Guest post by Jeff Mosenkis of Innovations for Poverty Action.

  • It’s remarkably hard to solve the puzzle of why small and medium enterprises in the developing world don’t grow more, in fact IPA has a whole program devoted to answering that question. Training programs often don’t work, but new RCT results from Egypt show one program that does – “learning by exporting” – giving carpet makers access to foreign markets led to productivity and quality improvements that stuck, and higher profits. More on the blog here.
  • The Millennium Villages Project, which takes a grand (and expensive) approach to reshaping systems in a select number of poor villages, has come under significant criticism, both for results (or lack thereof) and for not having included a robust evaluation plan to tell if the $120 million initially raised was worth it. Apparently there has been a new evaluation plan accepted as a paper into the Lancet, but Michael Clemens points out it still hides the overall cost of the project, which is crucial to making decisions on any intervention. More on their analysis plan here. (The Japanese government just gave an additional $1.4 million to the project in Rwanda). 3ie video of a talk starting at midline results here.
  • As the RISE program gets ready to embark on six years of research on improving education in the developing world, Lee Crafurd and Justin Sandefur present twenty-five of the best ideas out there as a good place to start.
  • A new paper (PDF) in PLoS Neglected Tropical Diseases reports worm infection rates of over 40% among school children in southern China, with lower cognitive functioning among infected children.
  • The non-profit GiveDirectly which just gives cash to poor people, in addition to publishing real time performance data on their website, randomly chose six of their first recipients from 2012 to return to and see how they are doing. On their blog, they report what recipients said the money did for them. (IPA’s evaluation of GiveDirectly is here.)

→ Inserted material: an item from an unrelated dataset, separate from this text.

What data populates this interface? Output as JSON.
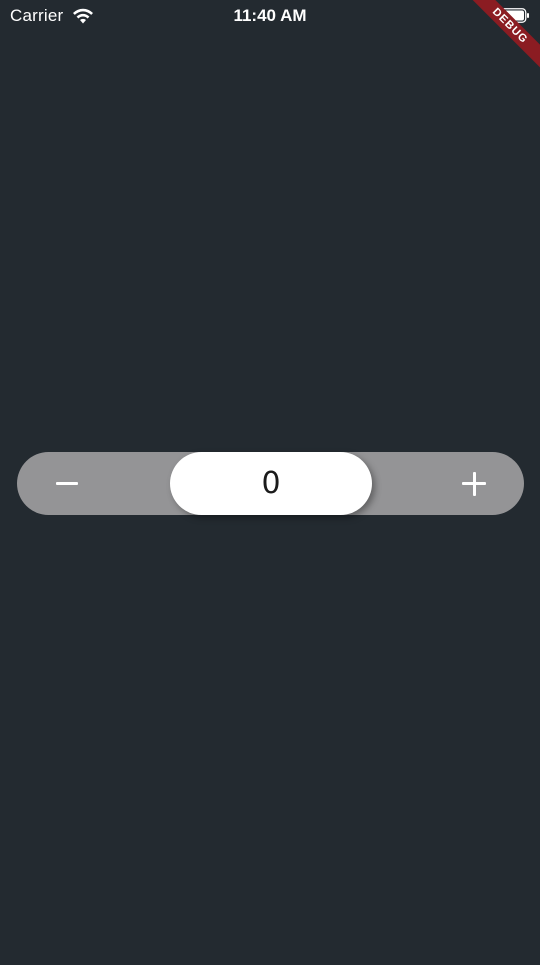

And: Robert Smith from NPR has a new macroeconomic indicator – banks in New York are running out of Euros because of all the reporters flocking to Greece.

But the best thing in recent memory comes from Chris if you didn’t see it earlier. Princeton Economist Uwe Reinhardt, dissatisfied with economists’ ability to do anything for global economies, is giving up and wrote a syllabus for teaching Korean Television Drama (PDF).